More than 2 million public exchange enrollees eligible for cost-sharing reductions are not receiving the subsides because they selected a non-qualifying plan, a recent analysis from consultancy Avalere has found. The oversight could have been avoided with better decision-making tools and the help of trusted advisers, benefit experts agree.
These cost-sharing reductions are in addition to the more publicized tax credits. The cost-sharing reduction only applies to plans in the silver metal level status and are for enrollees with incomes between 100% and 250% of the federal poverty level ($11,770-$29,425.)
Washington-based Avalere found that of the 8.1 million individuals who enrolled in exchanges in 2015 who earn incomes that are eligible for the cost-sharing reductions, just 5.9 million are actually receiving them. That leaves 2.2 million consumers potentially paying more out of pocket than the Affordable Care Act intended because they selected a plan that does not qualify, the consultancy notes.

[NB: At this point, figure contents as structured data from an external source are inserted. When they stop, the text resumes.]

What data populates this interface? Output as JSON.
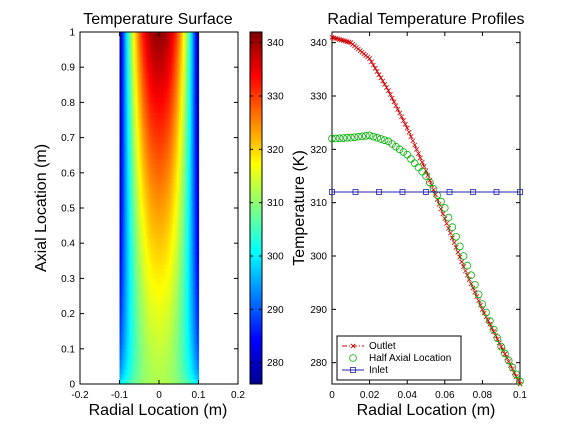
{
  "chart_data": [
    {
      "type": "heatmap",
      "title": "Temperature Surface",
      "xlabel": "Radial Location (m)",
      "ylabel": "Axial Location (m)",
      "xlim": [
        -0.2,
        0.2
      ],
      "ylim": [
        0,
        1
      ],
      "x_ticks": [
        -0.2,
        -0.1,
        0,
        0.1,
        0.2
      ],
      "y_ticks": [
        0,
        0.1,
        0.2,
        0.3,
        0.4,
        0.5,
        0.6,
        0.7,
        0.8,
        0.9,
        1
      ],
      "data_extent_x": [
        -0.1,
        0.1
      ],
      "colormap": "jet",
      "colorbar": {
        "range": [
          276,
          342
        ],
        "ticks": [
          280,
          290,
          300,
          310,
          320,
          330,
          340
        ]
      },
      "summary_values": {
        "outlet_center": 341,
        "outlet_wall": 276,
        "inlet": 312
      }
    },
    {
      "type": "line",
      "title": "Radial Temperature Profiles",
      "xlabel": "Radial Location (m)",
      "ylabel": "Temperature (K)",
      "xlim": [
        0,
        0.1
      ],
      "ylim": [
        276,
        342
      ],
      "x_ticks": [
        0,
        0.02,
        0.04,
        0.06,
        0.08,
        0.1
      ],
      "y_ticks": [
        280,
        290,
        300,
        310,
        320,
        330,
        340
      ],
      "legend_position": "bottom-left",
      "series": [
        {
          "name": "Outlet",
          "color": "#cc0000",
          "marker": "x",
          "line": "dash-dot",
          "x": [
            0,
            0.01,
            0.02,
            0.03,
            0.04,
            0.05,
            0.06,
            0.07,
            0.08,
            0.09,
            0.1
          ],
          "y": [
            341,
            340,
            337,
            331,
            324,
            316,
            307,
            298,
            290,
            283,
            276
          ]
        },
        {
          "name": "Half Axial Location",
          "color": "#00b000",
          "marker": "o",
          "line": "none",
          "x": [
            0,
            0.01,
            0.02,
            0.03,
            0.04,
            0.05,
            0.06,
            0.07,
            0.08,
            0.09,
            0.1
          ],
          "y": [
            322,
            322.2,
            322.6,
            321.5,
            319,
            315,
            309,
            300,
            291,
            283,
            276.5
          ]
        },
        {
          "name": "Inlet",
          "color": "#2020b0",
          "marker": "s",
          "line": "solid",
          "x": [
            0,
            0.1
          ],
          "y": [
            312,
            312
          ]
        }
      ]
    }
  ]
}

Most likely, consumers are picking plans on exchanges based on premiums, rather than out-of-pocket costs, says Avalere CEO Dan Mendelson. “As a result, some patients may be paying more than they need to for care,” he says. “While cost-sharing reductions can help reduce what patients pay when they visit a doctor or hospital, some consumers may be unaware of the potential benefits.”
B. Ronnell Nolan, CEO of agent lobbying group Health Agents for America, says that the fact this money is not being accessed is a “thorn in [her] side” and a result of Americans not getting access to experts agents and brokers.
“Instead, they are meeting with navigators and [certified application counselors] who are not trained properly and being sold, not enrolled [in] the cheapest plan,” she says. “Upon arrival at the hospital, the hospital is going to ask these people who are on a fixed budget for a huge deductible before the procedure and they are going to be blindsided.”
“It really hurts my heart, a law passed to help those that do not have insurance is simply not doing that,” she adds.
An ongoing issue
The Congressional Budget Office estimates consumers will continue to forgo these reductions in the future. CBO estimates that 3 million individuals who are eligible for cost-sharing reductions will forgo subsidies by signing up for a bronze plan in the years after 2015.
“Over time, exchanges really could help consumers with their decision making by giving them tools that calculate not just expected monthly premiums but also expected out of pocket costs,” says Elizabeth Carpenter, vice president at Avalere, agreeing that education can help individuals make smarter decisions.
“Many consumers might be better off paying a little bit more per month in exchange for lower out-of-pocket costs when they visit a doctor or pharmacy,” she says.
A recent study by researchers from the Perelman School of Medicine at the University of Pennsylvania analyzed Healthcare.gov and 12 state-run exchanges and found that while most sites allowed consumers to sort or filter plans by premium and deductible amounts, only three states had out-of-pocket cost estimators that “did the math” for consumers by adding together premium and expected costs, such as deductibles and copays based on consumers’ predicted use.
While Covered California listed plans in order of this estimated out-of-pocket cost from cheapest to most expensive, most sites the researchers analyzed used the premium amount as their default order, failing to account for most out-of-pocket expenses, such as a high deductible. All but six sites reviewed also failed to provide a tool to allow consumers to search plans for a provider network.
A lot of money is being left on the table, says Katherine Hempstead, a director at the Robert Wood Johnson Family Foundation.
“Better decision support definitely seems like part of the solution, but you also might wish for some design tweaks, such as permitting cost-saving reductions with bronze plans, or even more simply, just enriching the subsidies for consumers in this income range,” she says. “I think an important and yet unanswered question is to what extent under-enrollment in cost-sharing reductions affects retention. If that turns out to be non-trivial, we need to re-double our efforts to connect people with these benefits.”